- Starring: Andrew "Dice" Clay
- Country of origin: United States
- No. of seasons: 1
- No. of episodes: 6

Production
- Running time: 30 Minutes

Original release
- Network: VH1
- Release: March 4 – April 1, 2007

= Dice: Undisputed =

2007 American reality television series

Dice: Undisputed is an American reality show on VH1. The show stars Andrew 'Dice' Clay who was a popular comedian in the late 1980s and early 1990s. It follows Clay as he struggles to recapture his past popularity while dealing with his fiancée and two sons. The series premiered on March 4, 2007, and lasted only seven episodes. It was produced by Jeff Kuntz.

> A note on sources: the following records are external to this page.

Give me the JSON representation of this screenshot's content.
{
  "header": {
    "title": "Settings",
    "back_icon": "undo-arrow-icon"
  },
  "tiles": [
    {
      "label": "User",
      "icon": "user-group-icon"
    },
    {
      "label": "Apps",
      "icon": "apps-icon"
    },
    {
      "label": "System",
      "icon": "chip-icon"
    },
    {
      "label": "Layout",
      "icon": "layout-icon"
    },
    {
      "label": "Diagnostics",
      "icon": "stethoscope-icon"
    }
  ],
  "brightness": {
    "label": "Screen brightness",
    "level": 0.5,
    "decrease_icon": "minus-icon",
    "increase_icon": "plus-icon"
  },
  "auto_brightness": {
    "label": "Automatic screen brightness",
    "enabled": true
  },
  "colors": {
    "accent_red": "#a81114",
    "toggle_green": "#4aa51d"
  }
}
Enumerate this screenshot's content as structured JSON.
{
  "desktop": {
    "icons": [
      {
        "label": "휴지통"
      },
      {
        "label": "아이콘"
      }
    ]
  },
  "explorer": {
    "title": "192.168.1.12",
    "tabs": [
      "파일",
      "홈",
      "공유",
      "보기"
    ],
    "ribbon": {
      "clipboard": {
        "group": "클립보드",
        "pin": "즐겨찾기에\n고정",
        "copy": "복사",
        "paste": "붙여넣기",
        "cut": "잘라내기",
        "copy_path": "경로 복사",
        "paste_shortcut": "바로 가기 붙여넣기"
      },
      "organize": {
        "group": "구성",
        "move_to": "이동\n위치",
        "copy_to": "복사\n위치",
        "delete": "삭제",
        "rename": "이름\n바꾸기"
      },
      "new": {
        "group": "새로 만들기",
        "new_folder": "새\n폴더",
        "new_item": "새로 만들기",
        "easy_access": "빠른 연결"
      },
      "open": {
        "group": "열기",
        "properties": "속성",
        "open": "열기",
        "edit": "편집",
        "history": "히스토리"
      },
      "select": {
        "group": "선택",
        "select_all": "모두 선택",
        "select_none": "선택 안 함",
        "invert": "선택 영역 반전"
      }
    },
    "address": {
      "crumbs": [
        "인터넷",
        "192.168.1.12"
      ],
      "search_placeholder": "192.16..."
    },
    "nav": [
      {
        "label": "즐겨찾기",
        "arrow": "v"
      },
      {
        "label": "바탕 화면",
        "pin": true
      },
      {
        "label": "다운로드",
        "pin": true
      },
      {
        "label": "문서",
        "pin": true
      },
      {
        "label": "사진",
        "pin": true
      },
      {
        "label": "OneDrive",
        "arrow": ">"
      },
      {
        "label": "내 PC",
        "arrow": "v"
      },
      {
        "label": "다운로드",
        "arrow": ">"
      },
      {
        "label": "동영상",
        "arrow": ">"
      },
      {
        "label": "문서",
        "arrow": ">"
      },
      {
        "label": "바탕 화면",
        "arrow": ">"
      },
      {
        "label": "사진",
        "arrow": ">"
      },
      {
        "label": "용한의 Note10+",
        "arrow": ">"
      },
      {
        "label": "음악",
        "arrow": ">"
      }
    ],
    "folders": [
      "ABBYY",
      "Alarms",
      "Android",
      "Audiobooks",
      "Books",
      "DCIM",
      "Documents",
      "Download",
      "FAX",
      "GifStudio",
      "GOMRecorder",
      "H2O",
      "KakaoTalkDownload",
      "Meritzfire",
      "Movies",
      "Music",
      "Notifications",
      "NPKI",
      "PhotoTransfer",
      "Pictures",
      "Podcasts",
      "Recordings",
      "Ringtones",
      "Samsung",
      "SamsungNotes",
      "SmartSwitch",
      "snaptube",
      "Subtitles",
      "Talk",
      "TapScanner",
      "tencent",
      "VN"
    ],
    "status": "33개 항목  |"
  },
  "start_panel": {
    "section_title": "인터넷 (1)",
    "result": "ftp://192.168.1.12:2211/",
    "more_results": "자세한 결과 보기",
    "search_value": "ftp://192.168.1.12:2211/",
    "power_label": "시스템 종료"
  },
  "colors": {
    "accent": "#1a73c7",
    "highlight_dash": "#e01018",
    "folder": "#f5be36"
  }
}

The working title for the show was Andrew Dice Clay: Structured Chaos.

==Episode listing==
The episodes were:
- 2007-03-04 — Unfinished Business
- 2007-03-04 — The Road Trip- Miami Dice Dice visits Miami, Florida, but a booking mix-up costs him his dignity at a comedy club.
- 2007-03-11 — Dice Back on T.V. -- It's Showtime? Dice gets into an argument on the Wendy Williams Show.
- 2007-03-18 — The Dice Image - Hair Today, Gone Tomorrow Dice contemplates getting a hair transplant
- 2007-03-25 — The Album Recording
- 2007-04-01 — The Book Episode

==Reception==
Mark A. Perigard of the Boston Herald gave the television series a C−, writing, "When he hits the stage for a comedy club called the Stress Factory, he immediately blasts a young woman in the front row with vulgarities. A young, handsome guy can get away with it, maybe. Dice, however, is a middle-aged fart and about as entertaining."
The New York Times television critic Virginia Heffernan said, "The VH1 reality show Dice Undisputed — about his attempt at a career comeback, co-starring his two sons, his shrill fiancée and his motley entourage — is intended to shove him back in our faces, right where he apparently belongs. But we must again resist his advances. Let’s say it one more time: He’s charmless and unfunny." Common Sense Medias Sierra Filucci gave the show two stars and wrote, "even though he still affects a tough-guy exterior, Dice's added years and weight -- as well as his loving (and spirited) relationship with his fiancée -- lend him a similar softened appeal to that of reality-TV compatriot Hulk Hogan."